Not according to every definition of ‘soul’- and in reading this thread, there seem to be a lot of different definitions flying around. There hasn’t been a clear definition established here to work with and I think it's causing some confusion. Webster’s dictionary alone lists 15 variations.


I believe in the soul. Because that which is not part of matter must be part of something else. e.g. mind, emotions and senses
:D If she doesn't believe in non-matter it's her choice (even though it's very clearly there).

It actually makes sense to me- how the ‘non-matter’ is ‘very clearly there’. If ‘non-matter’ is referring to that which we sense as subjective experience (“mind, emotions, and sense”), then isn’t it kind of simplistic to dismiss ‘subjective experience’- as possibly not existing- just because there’s no objective criteria by which to qualify the information? I don’t need to ‘see’ pain, sadness, joy, surprise, anger, etc to acknowledge when I’m experiencing them.


This says the point I’m trying to make better than I could paraphrase it. It’s from “The Politics of Experience” by R. D. Laing. He was a psychiatrist who actively spoke out against the tendency in psychiatry to objectify the human mind (i.e. to consider ‘thoughts’ nothing more than the product of some synapses firing).

“Natural science knows nothing of the relation between behavior and experience. The nature of this relation is mysterious- in Marcel’s sense. That is to say, it is not an objective problem. There is no traditional logic to express it. There is no developed method of understanding its nature. But this relation is the copula of our science- if science means a form or knowledge adequate to its subject. The relationship between experience and behavior is the stone that the builders will reject at their peril. Without it the whole structure of our theory and practice must collapse.”

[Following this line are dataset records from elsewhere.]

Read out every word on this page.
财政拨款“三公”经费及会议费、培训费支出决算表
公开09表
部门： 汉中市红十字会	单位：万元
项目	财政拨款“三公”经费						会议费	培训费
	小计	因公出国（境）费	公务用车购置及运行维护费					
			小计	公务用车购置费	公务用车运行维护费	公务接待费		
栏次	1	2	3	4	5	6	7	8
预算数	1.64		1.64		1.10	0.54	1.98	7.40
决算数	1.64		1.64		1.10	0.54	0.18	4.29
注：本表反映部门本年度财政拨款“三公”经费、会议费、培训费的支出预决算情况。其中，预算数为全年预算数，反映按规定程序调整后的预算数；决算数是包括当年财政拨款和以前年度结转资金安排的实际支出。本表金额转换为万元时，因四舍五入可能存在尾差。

Laing also said this about 'soul':
“Many people used to believe that the ‘seat’ of the soul was somewhere in the brain. Since brains began to be opened up frequently, no one has seen ‘the soul.’ As a result of this and like revelations, many people do not now believe in the soul…..But as Kierkegaard remarked that one will never find consciousness by looking down the microscope at brain cells or anything else, so one will never find persons by studying persons as though they were only objects.”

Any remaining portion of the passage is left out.